Oliva und Nicodemo hatten bis dahin kaum ein Wort gewechselt, höchstens eine kurze Bemerkung rücksichtlich der Beobachtung der abziehenden Feinde. Nur flüchtig ruhten ihre Hände ineinander. Es war der einzige Ausdruck ihrer Empfindungen, nachdem sie kurz zuvor mit dem Leben abgeschlossen hatten und einem grauenhaften Ende entgegensahen. Des Ereignisses selbst gedachten sie nicht in Worten. Nicodemo wusste, dass Oliva unzugänglich für irgendwelche auf ihre Wohlfahrt berechnete Ratschläge war. In ihr bebte dagegen der peinliche Gedanke, den von ihr unzertrennlichen Freund abermals in eine Lage gebracht zu haben, in welcher er doppelt litt.

Den Rest der Nacht hindurch blieb man noch zusammen, verlegte aber das Lager an das Ufer des Stroms.
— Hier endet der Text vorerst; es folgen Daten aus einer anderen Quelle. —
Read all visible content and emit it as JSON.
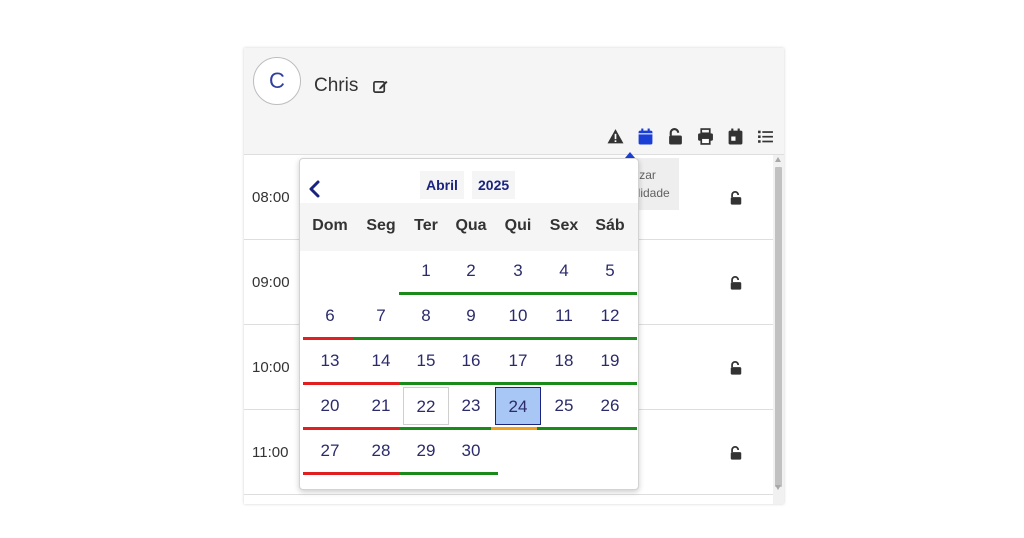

Folgenden Morgen, die Sonne war bereits aufgegangen und das Frühmahl hatte man gerade beendigt, bog ein Dampfer in die Missourimündung ein. Nicodemo und Oliva bestiegen das leichte Boot. Und unter den weit ausgreifenden Armen der schwarzen Ruderer schoss es auf den Strom hinaus. Auf ihren Anruf brachte man die Maschinen zum Stehen. Einige Fragen wurden gewechselt. Nach einem freundschaftlichen Abschied von Tommy und seinen Gefährten begaben sie sich an Bord. Gleich darauf trennte ein schnell wachsender Zwischenraum Dampfer und Boot.

Mit sich führte Tommy ein von Nicodemo mit Bleistift geschriebenes Blatt aus seinem Taschenbuch, welches dazu dienen sollte, ihn bei Martin Findegern, Krehle und Margaretha einzuführen. Weitere Aufschlüsse blieben seinen mündlichen Mitteilungen vorbehalten.

Auf dem Dampfer erregten die beiden westlichen Gestalten kaum Aufsehen. Im bräunlichen schlanken Burschen mit dem langen schlichten Haar glaubte man die Merkmale der Verwandtschaft mit der indianischen Rasse zu erkennen. In dieser Vermutung bestärkte der in seltsamem Widerspruch mit seiner Jugend stehende undurchdringliche Ernst, wie die Einsilbigkeit sogar im Verkehr mit seinem älteren, nicht minder düster schauenden, wortkargen Gefährten.